When owner A. B. Fosseen saw some of Prestini’s work, he commissioned Leno to model Christmas tiles that the Fosseen family distributed as holiday cards through the 1930s. In one of them, a curve in a country road frames a small house, with blue-black leafless trees and a rail fence raised in relief from a background of earth-colored natural clays. Blue-gray smoke rises from the house’s chimney to bisect a perfect full moon, and a “Let me live in a house / By the side of the road” ditty
in block letters neatly fills the open frame. Another tile features a star of Bethlehem scene with sheep huddled beneath the blue-louvered windows of a stark brown building; behind them, starlight bounces off dry hills. “Merry Christmas” rings out in fancy script, “from the family of A. B. Fosseen.”

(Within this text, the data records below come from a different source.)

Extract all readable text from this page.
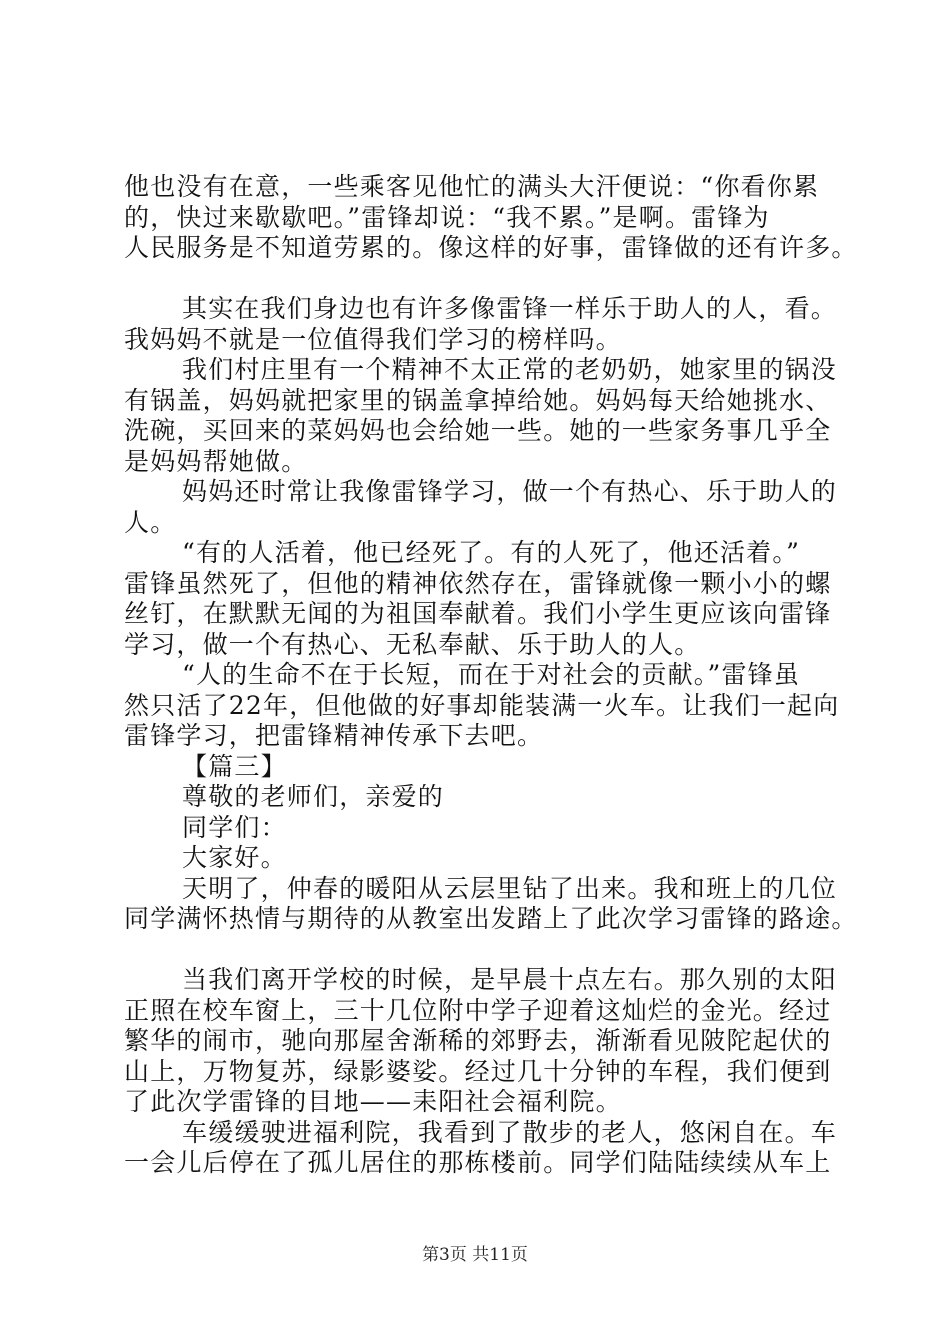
他也没有在意，一些乘客见他忙的满头大汗便说：“你看你累
的，快过来歇歇吧。”雷锋却说：“我不累。”是啊。雷锋为
人民服务是不知道劳累的。像这样的好事，雷锋做的还有许多。
其实在我们身边也有许多像雷锋一样乐于助人的人，看。
我妈妈不就是一位值得我们学习的榜样吗。
我们村庄里有一个精神不太正常的老奶奶，她家里的锅没
有锅盖，妈妈就把家里的锅盖拿掉给她。妈妈每天给她挑水、
洗碗，买回来的菜妈妈也会给她一些。她的一些家务事几乎全
是妈妈帮她做。
妈妈还时常让我像雷锋学习，做一个有热心、乐于助人的
人。
“有的人活着，他已经死了。有的人死了，他还活着。”
雷锋虽然死了，但他的精神依然存在，雷锋就像一颗小小的螺
丝钉，在默默无闻的为祖国奉献着。我们小学生更应该向雷锋
学习，做一个有热心、无私奉献、乐于助人的人。
“人的生命不在于长短，而在于对社会的贡献。”雷锋虽
然只活了22年，但他做的好事却能装满一火车。让我们一起向
雷锋学习，把雷锋精神传承下去吧。
【篇三】
尊敬的老师们，亲爱的
同学们：
大家好。
天明了，仲春的暖阳从云层里钻了出来。我和班上的几位
同学满怀热情与期待的从教室出发踏上了此次学习雷锋的路途。
当我们离开学校的时候，是早晨十点左右。那久别的太阳
正照在校车窗上，三十几位附中学子迎着这灿烂的金光。经过
繁华的闹市，驰向那屋舍渐稀的郊野去，渐渐看见陂陀起伏的
山上，万物复苏，绿影婆娑。经过几十分钟的车程，我们便到
了此次学雷锋的目地——耒阳社会福利院。
车缓缓驶进福利院，我看到了散步的老人，悠闲自在。车
一会儿后停在了孤儿居住的那栋楼前。同学们陆陆续续从车上
第3页 共11页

It was during these years that Prestini emerged as a unique figure in local lore, proving himself time and again to be a gifted design artist crossed with a clever engineer, a broad conversationalist, and a mad adventurer. He seemed to breathe in the essence of northeastern Washington—including the Clayton brick plant and its machine shop; the region’s sawmill and mining culture; its mountains, coniferous forests, and glacier-carved lakes; tribal culture and extended trail-horse rides; the taverns, churches, and country music—and spit them back out in ways that were entirely personal.

When Leno decided he wanted to go boating on nearby Loon Lake, he fashioned a craft with cement-sack sails and an iron rudder oriented like the tail of an airplane. The keel was a coffin cover held in place with a length of company strap iron, and Bee recalled how the thin steel would begin to hum as they picked up speed. Any change in their heading would make that strap play a different tune.

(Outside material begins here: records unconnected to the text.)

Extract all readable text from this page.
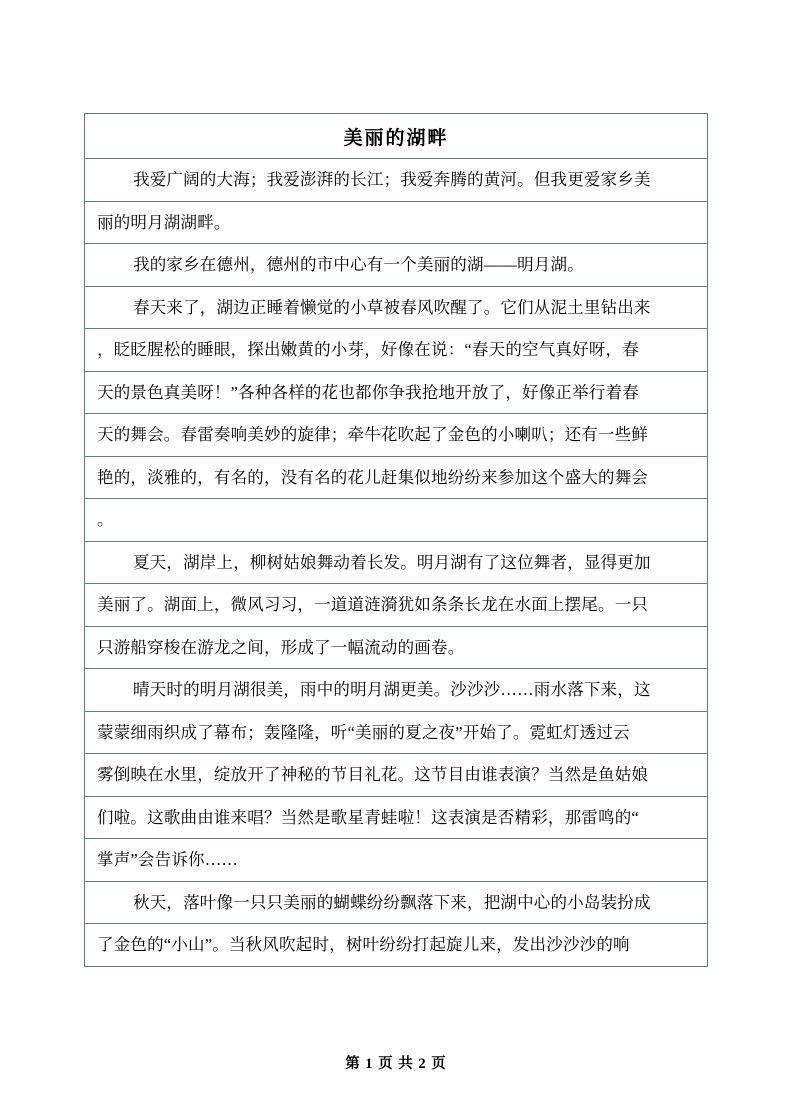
美丽的湖畔

我爱广阔的大海；我爱澎湃的长江；我爱奔腾的黄河。但我更爱家乡美
丽的明月湖湖畔。

我的家乡在德州，德州的市中心有一个美丽的湖——明月湖。

春天来了，湖边正睡着懒觉的小草被春风吹醒了。它们从泥土里钻出来
，眨眨腥松的睡眼，探出嫩黄的小芽，好像在说：“春天的空气真好呀，春
天的景色真美呀！”各种各样的花也都你争我抢地开放了，好像正举行着春
天的舞会。春雷奏响美妙的旋律；牵牛花吹起了金色的小喇叭；还有一些鲜
艳的，淡雅的，有名的，没有名的花儿赶集似地纷纷来参加这个盛大的舞会
。

夏天，湖岸上，柳树姑娘舞动着长发。明月湖有了这位舞者，显得更加
美丽了。湖面上，微风习习，一道道涟漪犹如条条长龙在水面上摆尾。一只
只游船穿梭在游龙之间，形成了一幅流动的画卷。

晴天时的明月湖很美，雨中的明月湖更美。沙沙沙……雨水落下来，这
蒙蒙细雨织成了幕布；轰隆隆，听“美丽的夏之夜”开始了。霓虹灯透过云
雾倒映在水里，绽放开了神秘的节目礼花。这节目由谁表演？当然是鱼姑娘
们啦。这歌曲由谁来唱？当然是歌星青蛙啦！这表演是否精彩，那雷鸣的“
掌声”会告诉你……

秋天，落叶像一只只美丽的蝴蝶纷纷飘落下来，把湖中心的小岛装扮成
了金色的“小山”。当秋风吹起时，树叶纷纷打起旋儿来，发出沙沙沙的响
第 1 页 共 2 页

After seeing a round diving helmet made by a Spokane machinist,
Leno and his friend Burton Stewart used an acetylene torch to shape their own helmet out of a hot water heater, decorated it with a sculpted octopus, and installed double glass to prevent the faceplate from fogging. Adapting a garden hose for an air supply line, they put their odd headdress to work, diving after lost property for the summer lake crowd. Stewart’s son recalled that when their original two-cylinder hand pump couldn’t force enough air through the garden hose, they
switched to a small Briggs & Stratton compressor. Soon the dive team started descending beyond available sunlight, so they cobbled up an underwater flashlight from a six-cell battery enclosed in an aluminum cylinder, with a fuse head to hold the glass and a Model T radiator cap to seal the end. As their dives in Loon Lake approached ninety feet, they ordered balloon cloth from the Goodyear company to sew into a suit that could handle the cold temperatures.

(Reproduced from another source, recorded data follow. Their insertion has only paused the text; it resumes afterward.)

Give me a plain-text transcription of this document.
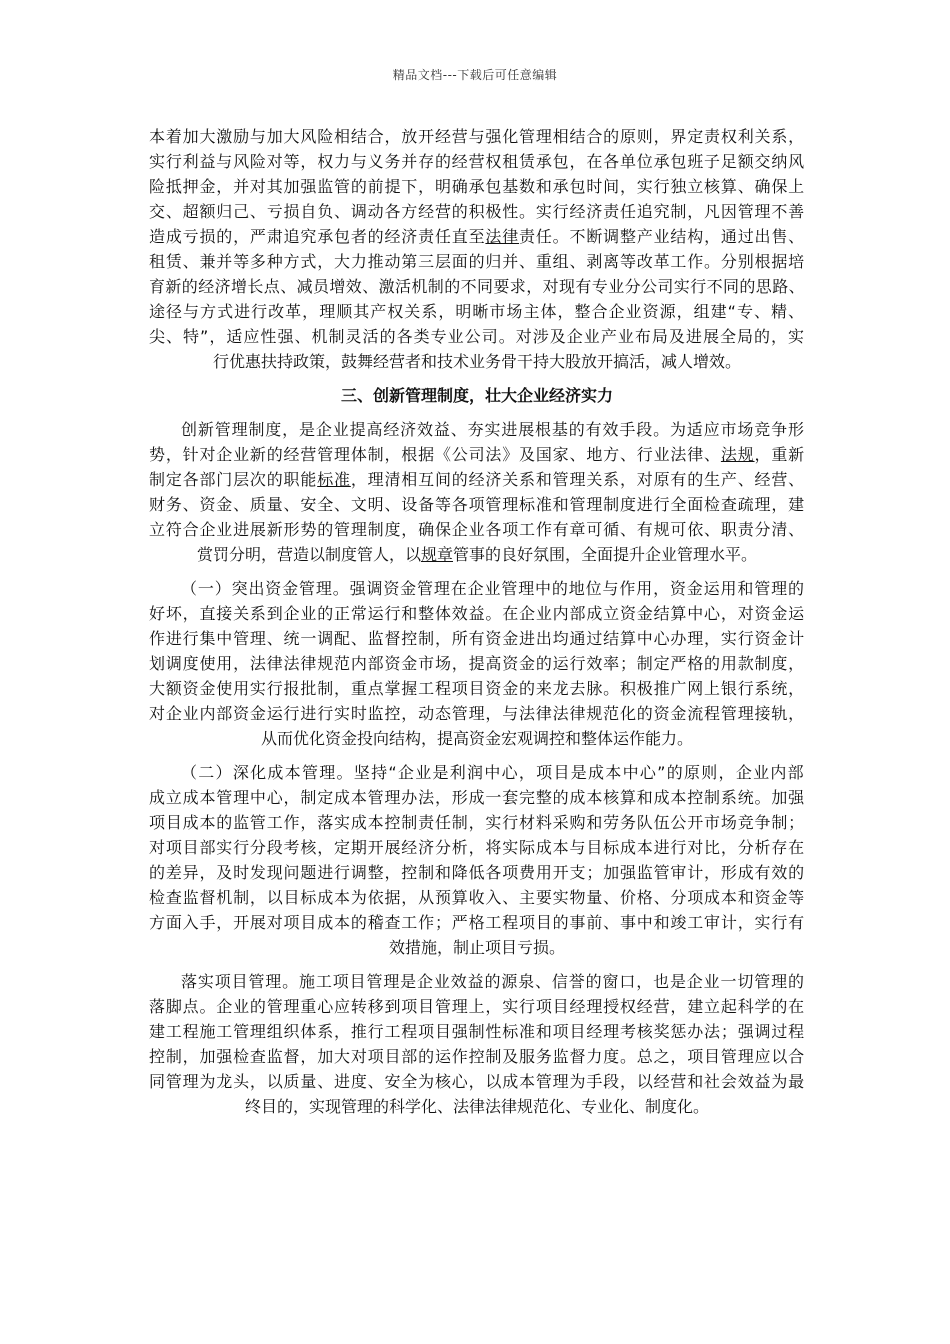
精品文档---下载后可任意编辑
本着加大激励与加大风险相结合，放开经营与强化管理相结合的原则，界定责权利关系，
实行利益与风险对等，权力与义务并存的经营权租赁承包，在各单位承包班子足额交纳风
险抵押金，并对其加强监管的前提下，明确承包基数和承包时间，实行独立核算、确保上
交、超额归己、亏损自负、调动各方经营的积极性。实行经济责任追究制，凡因管理不善
造成亏损的，严肃追究承包者的经济责任直至法律责任。不断调整产业结构，通过出售、
租赁、兼并等多种方式，大力推动第三层面的归并、重组、剥离等改革工作。分别根据培
育新的经济增长点、减员增效、激活机制的不同要求，对现有专业分公司实行不同的思路、
途径与方式进行改革，理顺其产权关系，明晰市场主体，整合企业资源，组建“专、精、
尖、特”，适应性强、机制灵活的各类专业公司。对涉及企业产业布局及进展全局的，实
行优惠扶持政策，鼓舞经营者和技术业务骨干持大股放开搞活，减人增效。
三、创新管理制度，壮大企业经济实力
创新管理制度，是企业提高经济效益、夯实进展根基的有效手段。为适应市场竞争形
势，针对企业新的经营管理体制，根据《公司法》及国家、地方、行业法律、法规，重新
制定各部门层次的职能标准，理清相互间的经济关系和管理关系，对原有的生产、经营、
财务、资金、质量、安全、文明、设备等各项管理标准和管理制度进行全面检查疏理，建
立符合企业进展新形势的管理制度，确保企业各项工作有章可循、有规可依、职责分清、
赏罚分明，营造以制度管人，以规章管事的良好氛围，全面提升企业管理水平。
（一）突出资金管理。强调资金管理在企业管理中的地位与作用，资金运用和管理的
好坏，直接关系到企业的正常运行和整体效益。在企业内部成立资金结算中心，对资金运
作进行集中管理、统一调配、监督控制，所有资金进出均通过结算中心办理，实行资金计
划调度使用，法律法律规范内部资金市场，提高资金的运行效率；制定严格的用款制度，
大额资金使用实行报批制，重点掌握工程项目资金的来龙去脉。积极推广网上银行系统，
对企业内部资金运行进行实时监控，动态管理，与法律法律规范化的资金流程管理接轨，
从而优化资金投向结构，提高资金宏观调控和整体运作能力。
（二）深化成本管理。坚持“企业是利润中心，项目是成本中心”的原则，企业内部
成立成本管理中心，制定成本管理办法，形成一套完整的成本核算和成本控制系统。加强
项目成本的监管工作，落实成本控制责任制，实行材料采购和劳务队伍公开市场竞争制；
对项目部实行分段考核，定期开展经济分析，将实际成本与目标成本进行对比，分析存在
的差异，及时发现问题进行调整，控制和降低各项费用开支；加强监管审计，形成有效的
检查监督机制，以目标成本为依据，从预算收入、主要实物量、价格、分项成本和资金等
方面入手，开展对项目成本的稽查工作；严格工程项目的事前、事中和竣工审计，实行有
效措施，制止项目亏损。
落实项目管理。施工项目管理是企业效益的源泉、信誉的窗口，也是企业一切管理的
落脚点。企业的管理重心应转移到项目管理上，实行项目经理授权经营，建立起科学的在
建工程施工管理组织体系，推行工程项目强制性标准和项目经理考核奖惩办法；强调过程
控制，加强检查监督，加大对项目部的运作控制及服务监督力度。总之，项目管理应以合
同管理为龙头，以质量、进度、安全为核心，以成本管理为手段，以经营和社会效益为最
终目的，实现管理的科学化、法律法律规范化、专业化、制度化。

Stewart and Prestini’s eccentric operations were just getting warmed up. They salvaged a stainless-steel cream can and fabricated an improved helmet. A beer-barrel pressure pump regulated the air supply flowing though their garden hose. One dockside photograph shows Burton and another pal, in dark shirts, bending over the compressor in the background while Leno, fully tricked out in the white Goodyear diving suit, weighted yoke, and leaden shoes, stares at the camera like Captain Nemo himself. They thought enough of their efforts to exhibit the suit at the Spokane Interstate Fair that fall and to answer a call from the Colville Police Department to help locate the body of a drowned man in a lake north of town. The inventive pair also filed a mineral claim on ground beneath the bed of the lower Pend Oreille River, near the Canadian border. Along a stretch of treacherous rapids known as Z Canyon, the fun-loving friends almost drowned themselves diving for gold.

Leno’s hands and mind, working together, seemed to spawn an endless stream of new schemes. He and his brother framed the hull of a speedboat, but in those Depression years, they couldn’t afford a motor to power it. He and Burton Stewart climbed mountain peaks all around the region. When the terra-cotta plant shut down for a brief period, they customized a 10-foot ladder and used it to scale the kiln’s 110-foot brick smokestack,
taking panoramic photographs from the top to prove it. After reading about land-speed records being set at Daytona Beach, Leno fabricated a custom sports car with an airfoil rudder. And at every opportunity, he added his own strange creations to the terra-cotta kiln.